The pictures that follow were taken on the South Kingstown Town Beach -- but they weren't taken yesterday -- they were taken a week earlier.
Looking east from what remains of the boardwalk at the beach. Those buildings that start after the end of the beach are the western end of about three quarters of a mile of trailers, small cottages, a couple of bars, some summer rentals, some condos, and a few more substantial (and pricier) houses. See, for example, the 1896 house I showed when writing about a walk on another beach earlier in March.
I'd said the "remains" of the boardwalk. What is left now is a pavilion and a nice deck overlooking the beach, but the boardwalk used to extend three or four hundred feet along the inland edge of the beach in this direction. Some fierce winter storms smashed it a couple of years ago and the town decided that it would be foolish to rebuild it.
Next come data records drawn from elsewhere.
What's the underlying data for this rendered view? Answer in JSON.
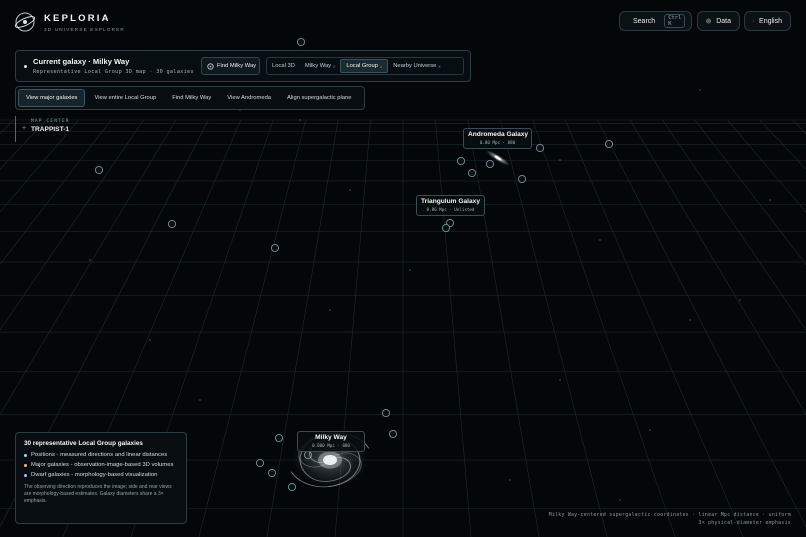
{
  "app": {
    "name": "KEPLORIA",
    "tagline": "3D UNIVERSE EXPLORER"
  },
  "header": {
    "search_label": "Search",
    "search_shortcut": "Ctrl K",
    "data_label": "Data",
    "language_label": "English"
  },
  "galaxy_bar": {
    "title": "Current galaxy · Milky Way",
    "subtitle": "Representative Local Group 3D map · 30 galaxies",
    "find_label": "Find Milky Way",
    "scopes": [
      {
        "label": "Local 3D",
        "closable": false,
        "active": false
      },
      {
        "label": "Milky Way",
        "closable": true,
        "active": false
      },
      {
        "label": "Local Group",
        "closable": true,
        "active": true
      },
      {
        "label": "Nearby Universe",
        "closable": true,
        "active": false
      }
    ],
    "close_glyph": "x"
  },
  "view_toolbar": {
    "buttons": [
      {
        "label": "View major galaxies",
        "active": true
      },
      {
        "label": "View entire Local Group",
        "active": false
      },
      {
        "label": "Find Milky Way",
        "active": false
      },
      {
        "label": "View Andromeda",
        "active": false
      },
      {
        "label": "Align supergalactic plane",
        "active": false
      }
    ]
  },
  "map_center": {
    "label": "MAP CENTER",
    "value": "TRAPPIST-1"
  },
  "galaxies": {
    "andromeda": {
      "name": "Andromeda Galaxy",
      "meta": "0.80 Mpc · 880"
    },
    "triangulum": {
      "name": "Triangulum Galaxy",
      "meta": "0.86 Mpc · Unlisted"
    },
    "milky_way": {
      "name": "Milky Way",
      "meta": "0.000 Mpc · 880"
    }
  },
  "legend": {
    "title": "30 representative Local Group galaxies",
    "items": [
      {
        "text": "Positions - measured directions and linear distances",
        "color": "#9fd8e6"
      },
      {
        "text": "Major galaxies - observation-image-based 3D volumes",
        "color": "#e8b98a"
      },
      {
        "text": "Dwarf galaxies - morphology-based visualization",
        "color": "#a9b6ee"
      }
    ],
    "note": "The observing direction reproduces the image; side and rear views are morphology-based estimates. Galaxy diameters share a 3× emphasis."
  },
  "footer": {
    "line1": "Milky Way-centered supergalactic coordinates · linear Mpc distance · uniform",
    "line2": "3× physical-diameter emphasis"
  },
  "icons": {
    "logo": "orbit-logo-icon",
    "search": "search-icon",
    "data": "database-icon",
    "language": "globe-icon",
    "find": "crosshair-icon",
    "map_center": "plus-icon"
  }
}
So, walking westward along the beach...
There are a lot of vacation homes -- mostly very small cottages -- inland from the beach. And, as you can see in the distance, also some more substantial homes closer to the beach. And some years each major winter storm brings them a little bit closer to the beach (or, rather, brings the beach a little closer to them).
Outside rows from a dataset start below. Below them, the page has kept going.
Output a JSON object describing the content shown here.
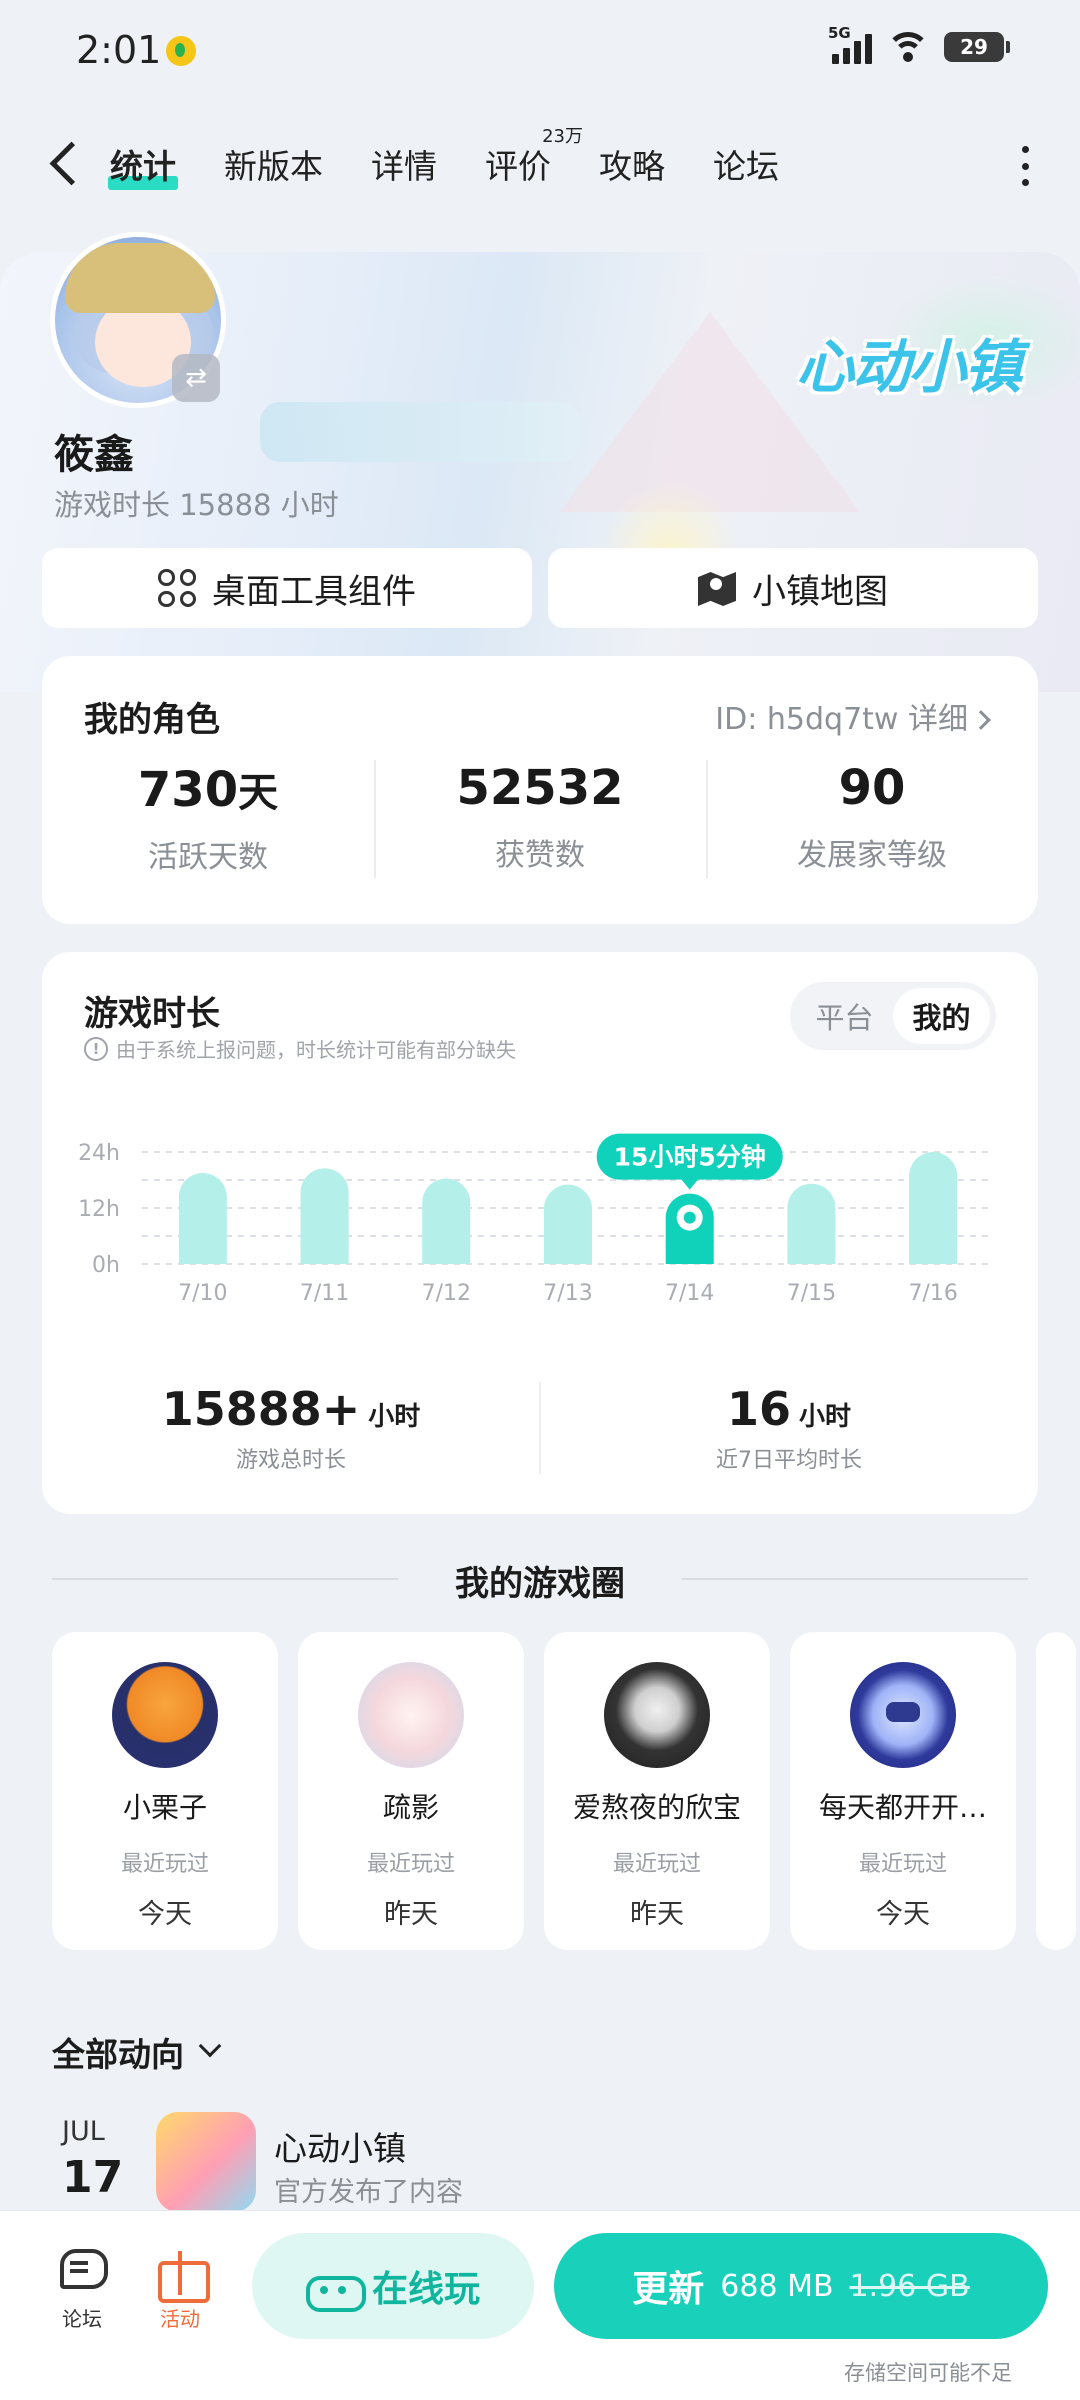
{
  "status_bar": {
    "time": "2:01",
    "network": "5G",
    "battery": "29"
  },
  "nav": {
    "tabs": [
      {
        "label": "统计",
        "active": true
      },
      {
        "label": "新版本"
      },
      {
        "label": "详情"
      },
      {
        "label": "评价",
        "badge": "23万"
      },
      {
        "label": "攻略"
      },
      {
        "label": "论坛"
      }
    ]
  },
  "profile": {
    "name": "筱鑫",
    "playtime": "游戏时长 15888 小时",
    "game_logo": "心动小镇"
  },
  "quick_actions": {
    "widgets": "桌面工具组件",
    "map": "小镇地图"
  },
  "role": {
    "title": "我的角色",
    "id_link": "ID: h5dq7tw 详细",
    "stats": [
      {
        "value": "730",
        "unit": "天",
        "label": "活跃天数"
      },
      {
        "value": "52532",
        "unit": "",
        "label": "获赞数"
      },
      {
        "value": "90",
        "unit": "",
        "label": "发展家等级"
      }
    ]
  },
  "play_time": {
    "title": "游戏时长",
    "note": "由于系统上报问题，时长统计可能有部分缺失",
    "toggle": {
      "platform": "平台",
      "mine": "我的"
    },
    "total_value": "15888+",
    "total_unit": "小时",
    "total_label": "游戏总时长",
    "avg_value": "16",
    "avg_unit": "小时",
    "avg_label": "近7日平均时长"
  },
  "chart_data": {
    "type": "bar",
    "categories": [
      "7/10",
      "7/11",
      "7/12",
      "7/13",
      "7/14",
      "7/15",
      "7/16"
    ],
    "values": [
      19.5,
      20.5,
      18.3,
      17,
      15.08,
      17.2,
      24
    ],
    "ylim": [
      0,
      24
    ],
    "yticks": [
      "0h",
      "12h",
      "24h"
    ],
    "highlight_index": 4,
    "highlight_label": "15小时5分钟",
    "colors": {
      "bar": "#b4f0e9",
      "highlight": "#10d1b9"
    }
  },
  "circle": {
    "title": "我的游戏圈",
    "friends": [
      {
        "name": "小栗子",
        "status": "最近玩过",
        "when": "今天",
        "avatar": "dog-avatar"
      },
      {
        "name": "疏影",
        "status": "最近玩过",
        "when": "昨天",
        "avatar": "girl-avatar"
      },
      {
        "name": "爱熬夜的欣宝",
        "status": "最近玩过",
        "when": "昨天",
        "avatar": "photo-avatar"
      },
      {
        "name": "每天都开开…",
        "status": "最近玩过",
        "when": "今天",
        "avatar": "robot-avatar"
      }
    ]
  },
  "feed": {
    "filter": "全部动向",
    "items": [
      {
        "month": "JUL",
        "day": "17",
        "title": "心动小镇",
        "desc": "官方发布了内容"
      }
    ]
  },
  "bottom_bar": {
    "forum": "论坛",
    "activity": "活动",
    "play_online": "在线玩",
    "update": "更新",
    "update_size": "688 MB",
    "old_size": "1.96 GB",
    "storage_note": "存储空间可能不足"
  }
}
And, just as the boardwalk was taken, the homes along the beach are also threatened by winter storms. The slight rise of ground where many of these homes were build is being eaten away despite attempts to lessen the damage.
It's not just people's beach houses and vacation homes that are in danger. Sometimes nature can be pretty rough on nature.

Most of the ground where this tree had spread its roots was washed away this winter.

This is not some kind of global warming phenomenon -- this is the kind of thing that happens year after year. Some areas find land being eaten away; other areas find sand being added.
Here's some of the damage nature can do to a house. Yes, that was one house -- split in half. I think the half that is closer to the camera had actually slid forward (or had its foundation swept away) and was tilted onto the beach but was hauled back up to level ground. The openings have been boarded up with sheets of plywood and wrapped in plastic. Nancy says she read a story in the local paper indicating that the owner hoped to have his house restored.
[Note: I was wrong about the house having been split the ocean eating away the foundation -- in order to prevent that from happening, the owner had a contractor split the house and he hopes to be able to move it back to a safer location. See my next entry for further details.]
I turned my back to the ocean as I took this picture of tranquility, ducks floating on Cards Ponds, an interconnecting series of salt ponds just a few hundred feet further down the beach from those damaged and threatened houses. (In fact, parts of these salt ponds extend to behind those houses.)
But if I turn again to face the ocean, I see its relentless power.